JAKARTA – Pemerintah meningkatkan anggaran untuk Program Makan Bergizi Gratis (MBG) pada 2025 menjadi Rp171 triliun, naik signifikan dari alokasi awal sebesar Rp71 triliun. Kenaikan ini disebabkan oleh perluasan jumlah penerima manfaat dari 17,9 juta orang menjadi 82,9 juta orang.
Wakil Menteri Keuangan, Suahasil Nazara, menjelaskan bahwa kebijakan ini sejalan dengan arahan Presiden agar cakupan program diperluas secara maksimal pada 2025.
“Bapak Presiden telah menginstruksikan agar program ini mencakup sebanyak mungkin penerima manfaat. Oleh karena itu, anggaran yang kita siapkan mencapai Rp171 triliun,” ujar Suahasil dalam konferensi pers APBN Kita di kantor Kementerian Keuangan, Kamis (13/3/2025).

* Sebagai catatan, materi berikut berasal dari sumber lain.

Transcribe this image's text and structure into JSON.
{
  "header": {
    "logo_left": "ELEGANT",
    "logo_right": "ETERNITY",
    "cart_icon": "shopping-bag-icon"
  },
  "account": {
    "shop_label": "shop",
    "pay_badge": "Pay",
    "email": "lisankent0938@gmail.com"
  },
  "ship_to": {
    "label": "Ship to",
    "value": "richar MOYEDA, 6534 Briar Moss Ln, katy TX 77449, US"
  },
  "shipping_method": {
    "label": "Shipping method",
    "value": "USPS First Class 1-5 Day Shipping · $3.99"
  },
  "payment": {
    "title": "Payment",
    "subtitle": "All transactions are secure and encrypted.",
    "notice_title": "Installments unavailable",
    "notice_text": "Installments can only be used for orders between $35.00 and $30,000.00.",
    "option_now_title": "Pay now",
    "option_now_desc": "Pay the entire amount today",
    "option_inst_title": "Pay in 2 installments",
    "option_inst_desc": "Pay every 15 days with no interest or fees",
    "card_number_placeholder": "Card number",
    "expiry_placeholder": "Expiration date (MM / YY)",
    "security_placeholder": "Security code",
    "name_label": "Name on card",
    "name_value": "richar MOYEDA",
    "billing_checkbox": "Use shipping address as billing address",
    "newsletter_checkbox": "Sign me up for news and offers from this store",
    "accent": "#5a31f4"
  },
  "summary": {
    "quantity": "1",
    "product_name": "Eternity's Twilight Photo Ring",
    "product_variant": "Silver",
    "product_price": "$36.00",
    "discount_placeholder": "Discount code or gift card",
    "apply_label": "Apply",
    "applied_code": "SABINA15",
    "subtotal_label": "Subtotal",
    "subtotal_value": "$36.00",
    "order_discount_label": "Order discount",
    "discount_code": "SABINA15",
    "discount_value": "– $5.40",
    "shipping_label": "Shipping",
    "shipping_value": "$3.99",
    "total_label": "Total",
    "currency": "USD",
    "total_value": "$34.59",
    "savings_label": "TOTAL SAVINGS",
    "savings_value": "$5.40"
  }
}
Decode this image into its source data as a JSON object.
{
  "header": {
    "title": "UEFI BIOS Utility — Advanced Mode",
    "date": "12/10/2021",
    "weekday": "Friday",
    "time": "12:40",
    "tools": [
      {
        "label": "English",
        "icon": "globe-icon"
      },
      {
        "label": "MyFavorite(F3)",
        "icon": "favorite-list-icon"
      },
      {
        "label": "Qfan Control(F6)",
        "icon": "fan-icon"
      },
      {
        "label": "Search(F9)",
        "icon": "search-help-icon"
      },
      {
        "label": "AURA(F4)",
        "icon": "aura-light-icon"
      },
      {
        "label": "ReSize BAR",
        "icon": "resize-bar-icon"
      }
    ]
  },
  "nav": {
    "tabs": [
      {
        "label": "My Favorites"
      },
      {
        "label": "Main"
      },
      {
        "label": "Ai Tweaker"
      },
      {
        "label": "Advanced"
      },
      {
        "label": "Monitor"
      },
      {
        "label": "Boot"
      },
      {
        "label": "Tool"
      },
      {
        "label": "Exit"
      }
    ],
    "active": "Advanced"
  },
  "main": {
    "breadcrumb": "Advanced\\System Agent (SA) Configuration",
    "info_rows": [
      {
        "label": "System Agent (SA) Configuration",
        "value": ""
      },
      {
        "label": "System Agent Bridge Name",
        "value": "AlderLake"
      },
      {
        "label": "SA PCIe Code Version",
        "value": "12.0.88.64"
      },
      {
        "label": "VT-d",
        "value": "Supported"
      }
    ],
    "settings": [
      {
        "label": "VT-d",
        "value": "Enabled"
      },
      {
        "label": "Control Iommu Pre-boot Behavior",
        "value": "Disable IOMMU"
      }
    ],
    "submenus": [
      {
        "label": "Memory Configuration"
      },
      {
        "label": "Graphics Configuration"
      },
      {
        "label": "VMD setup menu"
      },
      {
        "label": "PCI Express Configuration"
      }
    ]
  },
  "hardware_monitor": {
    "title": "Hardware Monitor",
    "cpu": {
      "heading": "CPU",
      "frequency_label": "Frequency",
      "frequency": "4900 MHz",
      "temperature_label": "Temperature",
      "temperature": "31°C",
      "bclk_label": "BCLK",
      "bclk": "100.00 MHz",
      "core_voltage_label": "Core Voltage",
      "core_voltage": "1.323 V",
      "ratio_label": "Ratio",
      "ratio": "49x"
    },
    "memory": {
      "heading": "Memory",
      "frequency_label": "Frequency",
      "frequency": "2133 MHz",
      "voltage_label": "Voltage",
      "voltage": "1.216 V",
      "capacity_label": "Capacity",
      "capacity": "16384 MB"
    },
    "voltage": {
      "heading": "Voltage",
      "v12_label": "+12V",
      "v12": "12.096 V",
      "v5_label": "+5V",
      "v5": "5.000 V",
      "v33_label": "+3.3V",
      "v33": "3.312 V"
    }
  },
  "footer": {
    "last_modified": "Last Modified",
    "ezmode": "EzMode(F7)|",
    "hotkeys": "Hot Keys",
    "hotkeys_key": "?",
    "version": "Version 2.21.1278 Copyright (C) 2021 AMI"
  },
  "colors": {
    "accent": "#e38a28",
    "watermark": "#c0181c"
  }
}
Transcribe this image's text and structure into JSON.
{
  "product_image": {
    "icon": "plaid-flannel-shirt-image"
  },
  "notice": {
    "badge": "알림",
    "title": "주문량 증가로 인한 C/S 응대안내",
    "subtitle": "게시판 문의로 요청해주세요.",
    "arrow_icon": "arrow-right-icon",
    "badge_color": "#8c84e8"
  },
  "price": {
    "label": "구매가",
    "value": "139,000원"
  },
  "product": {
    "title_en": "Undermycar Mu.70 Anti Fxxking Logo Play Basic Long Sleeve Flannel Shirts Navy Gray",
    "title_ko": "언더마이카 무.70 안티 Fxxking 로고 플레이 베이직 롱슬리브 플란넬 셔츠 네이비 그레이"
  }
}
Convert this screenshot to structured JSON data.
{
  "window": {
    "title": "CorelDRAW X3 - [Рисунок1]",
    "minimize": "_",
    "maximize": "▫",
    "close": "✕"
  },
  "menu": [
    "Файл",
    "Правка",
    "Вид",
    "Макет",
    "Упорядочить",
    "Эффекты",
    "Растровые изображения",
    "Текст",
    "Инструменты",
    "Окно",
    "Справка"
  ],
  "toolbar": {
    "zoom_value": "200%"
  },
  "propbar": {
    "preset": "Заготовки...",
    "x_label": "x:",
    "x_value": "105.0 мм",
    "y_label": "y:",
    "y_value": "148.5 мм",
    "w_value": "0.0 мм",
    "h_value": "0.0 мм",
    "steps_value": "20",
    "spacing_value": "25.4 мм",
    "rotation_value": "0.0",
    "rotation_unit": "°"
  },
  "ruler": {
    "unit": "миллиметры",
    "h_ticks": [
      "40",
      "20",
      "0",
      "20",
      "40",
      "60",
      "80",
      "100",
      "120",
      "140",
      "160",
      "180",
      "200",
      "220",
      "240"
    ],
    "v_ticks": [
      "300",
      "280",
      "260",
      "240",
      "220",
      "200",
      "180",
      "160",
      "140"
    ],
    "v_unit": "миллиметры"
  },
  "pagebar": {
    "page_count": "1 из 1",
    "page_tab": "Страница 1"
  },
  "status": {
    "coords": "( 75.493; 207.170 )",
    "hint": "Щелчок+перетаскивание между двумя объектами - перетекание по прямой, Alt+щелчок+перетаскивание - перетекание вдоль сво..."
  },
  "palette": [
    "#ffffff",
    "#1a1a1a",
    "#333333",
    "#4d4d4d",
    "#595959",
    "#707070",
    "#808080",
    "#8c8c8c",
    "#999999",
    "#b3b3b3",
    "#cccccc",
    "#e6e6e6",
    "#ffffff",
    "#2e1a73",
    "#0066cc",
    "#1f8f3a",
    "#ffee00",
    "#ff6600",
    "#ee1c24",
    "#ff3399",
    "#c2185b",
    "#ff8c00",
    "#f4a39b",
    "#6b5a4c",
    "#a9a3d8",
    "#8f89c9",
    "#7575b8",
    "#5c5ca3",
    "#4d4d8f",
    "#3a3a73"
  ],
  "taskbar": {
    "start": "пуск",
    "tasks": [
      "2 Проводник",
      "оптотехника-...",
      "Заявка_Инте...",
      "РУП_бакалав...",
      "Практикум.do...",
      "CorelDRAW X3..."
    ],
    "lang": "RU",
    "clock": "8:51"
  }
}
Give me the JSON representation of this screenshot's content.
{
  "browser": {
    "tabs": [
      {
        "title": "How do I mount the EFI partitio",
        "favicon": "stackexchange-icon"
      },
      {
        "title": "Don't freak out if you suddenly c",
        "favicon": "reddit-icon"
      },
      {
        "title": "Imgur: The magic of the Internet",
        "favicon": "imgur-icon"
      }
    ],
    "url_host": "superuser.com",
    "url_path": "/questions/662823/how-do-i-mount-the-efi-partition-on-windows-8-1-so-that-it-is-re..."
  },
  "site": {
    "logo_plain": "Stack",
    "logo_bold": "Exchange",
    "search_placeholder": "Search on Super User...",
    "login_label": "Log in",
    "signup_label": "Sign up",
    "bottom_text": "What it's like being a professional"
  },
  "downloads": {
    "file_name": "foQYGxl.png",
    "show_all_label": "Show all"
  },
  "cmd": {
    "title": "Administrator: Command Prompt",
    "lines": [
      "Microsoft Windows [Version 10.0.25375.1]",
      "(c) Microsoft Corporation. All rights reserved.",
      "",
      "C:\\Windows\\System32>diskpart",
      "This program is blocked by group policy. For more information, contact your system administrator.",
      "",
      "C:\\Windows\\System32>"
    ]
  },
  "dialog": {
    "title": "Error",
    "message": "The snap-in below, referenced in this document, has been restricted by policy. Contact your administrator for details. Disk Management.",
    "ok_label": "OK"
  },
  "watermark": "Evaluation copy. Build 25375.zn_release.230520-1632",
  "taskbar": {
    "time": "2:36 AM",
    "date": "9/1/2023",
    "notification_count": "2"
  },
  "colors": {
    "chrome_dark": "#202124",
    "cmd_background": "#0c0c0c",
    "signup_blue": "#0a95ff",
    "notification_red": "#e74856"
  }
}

Hingga 12 Maret 2025, realisasi anggaran untuk pelaksanaan MBG telah mencapai Rp710,5 miliar, dengan 2,05 juta penerima manfaat. Rinciannya meliputi siswa pra-SD sebanyak 111.127 orang, siswa SD/MI sebanyak 912.023 orang, serta siswa SMP/MTS sebanyak 578.465 orang.
Selain itu, program ini juga mencakup 424.145 siswa SMA/MA/SMK, 10.681 santri di pondok pesantren, serta 4.548 siswa SLB. Tak hanya itu, program ini turut menyasar kelompok rentan seperti 7.811 balita, 1.835 ibu hamil, dan 2.613 ibu menyusui.
Saat ini, sebanyak 726 Satuan Pelayanan Pemenuhan Gizi (SPPG) atau dapur umum telah beroperasi, dan jumlahnya akan terus ditingkatkan guna mendukung pencapaian target penerima manfaat sebanyak 82,9 juta orang.